To further investigate, the researchers used data from the Alpha-Tocopherol, Beta-Carotene (ATBC) Cancer Prevention Study to examine dietary levels of calcium and dairy products and their relationship with prostate cancer risk.

The ATBC study included 29,133 Finnish male smokers between the ages of 50 and 69 years old at study enrollment who completed a 276-item food questionnaire to assess the content of their diet. During 17 years of follow-up, the team identified 1,267 cases of prostate cancer.

A total of 27,028 participants had complete data available and were included in the final analysis. "We found a strong, graded, positive association between calcium intake and total prostate cancer risk," the researchers report.

After adjusting the data for potentially influential variables, the risk of prostate cancer was 63 per cent greater for subjects who consumed 2,000 milligrams per day or more of calcium compared with those who consumed less than 1,000 milligrams per day, a statistically significant difference.

A positive association was also observed between total dairy intake and prostate cancer risk, but this disappeared after eliminating the influence of calcium.
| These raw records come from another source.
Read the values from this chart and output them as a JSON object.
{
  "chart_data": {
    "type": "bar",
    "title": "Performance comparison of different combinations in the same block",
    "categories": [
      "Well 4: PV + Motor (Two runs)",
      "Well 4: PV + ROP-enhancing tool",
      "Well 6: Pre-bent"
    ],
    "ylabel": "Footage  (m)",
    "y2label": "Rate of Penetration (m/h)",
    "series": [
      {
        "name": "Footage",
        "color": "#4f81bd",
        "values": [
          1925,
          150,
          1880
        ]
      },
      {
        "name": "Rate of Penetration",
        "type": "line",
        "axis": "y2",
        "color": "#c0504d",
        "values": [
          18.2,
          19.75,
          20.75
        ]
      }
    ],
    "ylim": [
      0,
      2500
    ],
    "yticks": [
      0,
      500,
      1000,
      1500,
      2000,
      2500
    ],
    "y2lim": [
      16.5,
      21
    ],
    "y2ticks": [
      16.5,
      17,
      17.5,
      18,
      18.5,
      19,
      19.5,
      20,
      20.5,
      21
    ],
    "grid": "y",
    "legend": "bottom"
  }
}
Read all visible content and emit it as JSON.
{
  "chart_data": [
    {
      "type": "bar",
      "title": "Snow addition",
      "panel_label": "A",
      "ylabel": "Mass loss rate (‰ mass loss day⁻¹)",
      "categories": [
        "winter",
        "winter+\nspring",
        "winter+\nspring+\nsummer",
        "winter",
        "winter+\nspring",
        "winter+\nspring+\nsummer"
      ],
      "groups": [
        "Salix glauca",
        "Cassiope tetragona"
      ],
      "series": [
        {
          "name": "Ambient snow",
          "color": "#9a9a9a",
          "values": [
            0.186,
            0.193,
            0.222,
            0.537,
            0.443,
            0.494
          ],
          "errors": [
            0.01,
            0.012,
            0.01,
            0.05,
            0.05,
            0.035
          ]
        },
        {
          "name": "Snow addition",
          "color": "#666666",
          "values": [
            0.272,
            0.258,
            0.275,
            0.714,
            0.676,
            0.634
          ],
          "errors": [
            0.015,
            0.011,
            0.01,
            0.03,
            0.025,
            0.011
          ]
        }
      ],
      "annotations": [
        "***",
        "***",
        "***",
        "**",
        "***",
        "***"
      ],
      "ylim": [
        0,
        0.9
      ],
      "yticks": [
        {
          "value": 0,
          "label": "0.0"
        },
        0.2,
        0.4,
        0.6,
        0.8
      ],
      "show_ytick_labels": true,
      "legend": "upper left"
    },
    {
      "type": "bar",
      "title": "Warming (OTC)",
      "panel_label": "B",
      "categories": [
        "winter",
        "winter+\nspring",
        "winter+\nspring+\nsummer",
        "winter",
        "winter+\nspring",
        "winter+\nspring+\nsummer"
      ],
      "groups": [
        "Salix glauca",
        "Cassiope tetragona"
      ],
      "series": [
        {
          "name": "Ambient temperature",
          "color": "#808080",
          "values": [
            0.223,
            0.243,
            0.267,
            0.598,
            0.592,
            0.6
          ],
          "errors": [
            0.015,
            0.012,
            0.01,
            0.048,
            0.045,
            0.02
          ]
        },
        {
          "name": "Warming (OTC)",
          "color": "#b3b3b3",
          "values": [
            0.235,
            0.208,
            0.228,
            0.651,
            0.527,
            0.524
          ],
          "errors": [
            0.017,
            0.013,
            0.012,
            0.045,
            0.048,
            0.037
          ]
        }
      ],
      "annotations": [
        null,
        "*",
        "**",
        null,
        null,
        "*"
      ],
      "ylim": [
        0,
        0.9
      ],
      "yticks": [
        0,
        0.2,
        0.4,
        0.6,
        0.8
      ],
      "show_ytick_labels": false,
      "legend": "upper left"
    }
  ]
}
In other words, the positive association between dairy fat and prostate cancer disappeared after calcium was eliminated, the authors note.

They point out that prostate specific antigen (PSA) screening, a marker for prostate cancer, has not been widely adopted in Finland. "Therefore, a large proportion of cases in our study were detected as a result of clinical symptoms," Mitrou's team explains. "This lessens the possibility that our results are influenced by detection bias."